Today marks the beginning of Teen Driver Safety Week, a week dedicated to raising awareness and seeking solutions to prevent teen injuries and deaths on the road. This week is critical to educate teens, parents, guardians, lawmakers, and the public on the risks of unsafe driving, and empower those individuals to make positive decisions and practice good driving habits behind the wheel. Although the week is focused on teens, it’s a good time to assess the role each of us plays in improving driving habits to ensure our roads are the safe.
The NTSB has long advocated for preventive measures that would mitigate or prevent teen driving-related traffic crashes, including eliminating distractions, fatigue, and impairment; reducing speeds; improving occupant protection; and implementing a robust graduated driver license (GDL) program. Throughout Teen Driver Safety Week, the NTSB will share helpful resources and engage with our stakeholders to educate the public on teen driver safety.
We’ve planned two roundtables this week to address specific NTSB concerns about teen driver safety and to share other important insights from experts in roadway safety.
Tomorrow, October 19, Member Thomas Chapman will kick off the NTSB’s Teen Driver Safety Week Roundtable Series with “The State of Teen Driver Safety.” This roundtable will bring together traffic safety advocates and experts to discuss critical issues and risks impacting teen drivers, effective programs to influence positive teen driving behaviors, and future strategies for reducing fatalities and injuries resulting from teen driving-related crashes. This roundtable will provide a national platform to amplify young people’s voices.
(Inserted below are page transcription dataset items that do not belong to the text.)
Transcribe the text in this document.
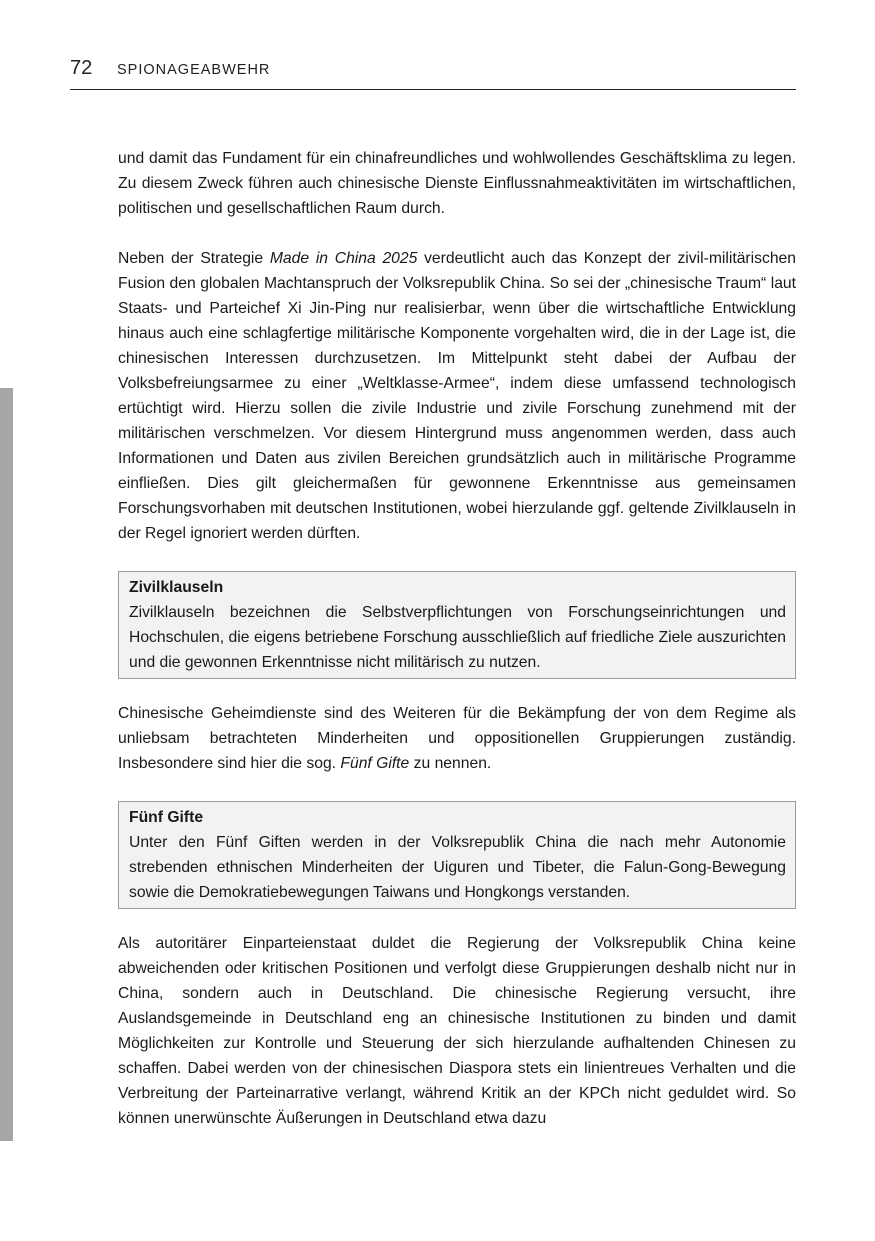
72 SPIONAGEABWEHR

und damit das Fundament für ein chinafreundliches und wohlwollendes Geschäftsklima zu legen. Zu diesem Zweck führen auch chinesische Dienste Einflussnahmeaktivitäten im wirtschaftlichen, politischen und gesellschaftlichen Raum durch.

Neben der Strategie Made in China 2025 verdeutlicht auch das Konzept der zivil-militärischen Fusion den globalen Machtanspruch der Volksrepublik China. So sei der „chinesische Traum“ laut Staats- und Parteichef Xi Jin-Ping nur realisierbar, wenn über die wirtschaftliche Entwicklung hinaus auch eine schlagfertige militärische Komponente vorgehalten wird, die in der Lage ist, die chinesischen Interessen durchzusetzen. Im Mittelpunkt steht dabei der Aufbau der Volksbefreiungsarmee zu einer „Weltklasse-Armee“, indem diese umfassend technologisch ertüchtigt wird. Hierzu sollen die zivile Industrie und zivile Forschung zunehmend mit der militärischen verschmelzen. Vor diesem Hintergrund muss angenommen werden, dass auch Informationen und Daten aus zivilen Bereichen grundsätzlich auch in militärische Programme einfließen. Dies gilt gleichermaßen für gewonnene Erkenntnisse aus gemeinsamen Forschungsvorhaben mit deutschen Institutionen, wobei hierzulande ggf. geltende Zivilklauseln in der Regel ignoriert werden dürften.

Zivilklauseln

Zivilklauseln bezeichnen die Selbstverpflichtungen von Forschungseinrichtungen und Hochschulen, die eigens betriebene Forschung ausschließlich auf friedliche Ziele auszurichten und die gewonnen Erkenntnisse nicht militärisch zu nutzen.

Chinesische Geheimdienste sind des Weiteren für die Bekämpfung der von dem Regime als unliebsam betrachteten Minderheiten und oppositionellen Gruppierungen zuständig. Insbesondere sind hier die sog. Fünf Gifte zu nennen.

Fünf Gifte

Unter den Fünf Giften werden in der Volksrepublik China die nach mehr Autonomie strebenden ethnischen Minderheiten der Uiguren und Tibeter, die Falun-Gong-Bewegung sowie die Demokratiebewegungen Taiwans und Hongkongs verstanden.

Als autoritärer Einparteienstaat duldet die Regierung der Volksrepublik China keine abweichenden oder kritischen Positionen und verfolgt diese Gruppierungen deshalb nicht nur in China, sondern auch in Deutschland. Die chinesische Regierung versucht, ihre Auslandsgemeinde in Deutschland eng an chinesische Institutionen zu binden und damit Möglichkeiten zur Kontrolle und Steuerung der sich hierzulande aufhaltenden Chinesen zu schaffen. Dabei werden von der chinesischen Diaspora stets ein linientreues Verhalten und die Verbreitung der Parteinarrative verlangt, während Kritik an der KPCh nicht geduldet wird. So können unerwünschte Äußerungen in Deutschland etwa dazu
Register here for the “State of Teen Driver Safety” Roundtable.
On Thursday, October 21, we will host a second roundtable discussion, “The State of Graduated Driver License Laws.” The NTSB has long advocated for comprehensive driver education and robust GDL programs by adding passenger restrictions, cell phone restrictions, and provisions addressing minimum driving practice and minimum holding periods. Driver education programs should help new drivers learn proper vehicle control and safe operating behavior when behind the wheel. This roundtable is an opportunity to bring together legislative experts and advocates to discuss teen driver education, GDL laws, and the policy strategies that can be used to improve teen driver safety. Register now for “The State of Graduated Driver License Laws” Roundtable.
Education and action are the key elements to creating positive change for teen drivers. Parents should model safe driving behaviors, laying out expectations and enforcing consequences if rules are broken. Parents have great influence over teen driving behaviors.
The NTSB is committed to advocating for driving measures that create the safest environment for teens to learn. Their first experience on the roadways should start with good driving behaviors that continue for a lifetime. Our Most Wanted List (MWL) of transportation safety improvements is designed to address our most critical safety recommendations; we encourage you to look to our MWL for ways to keeping not just new drivers, but all drivers safe.
We’re successful when teens, parents, caregivers, lawmakers, and the public—collectively—engage with teens on this issue, set a positive example, and execute strategies designed to prevent car crashes, injuries, and deaths.
Teen Driver Safety Week might last only one week, but our positive example and dedication to keeping our young people safe must continue all year, every year.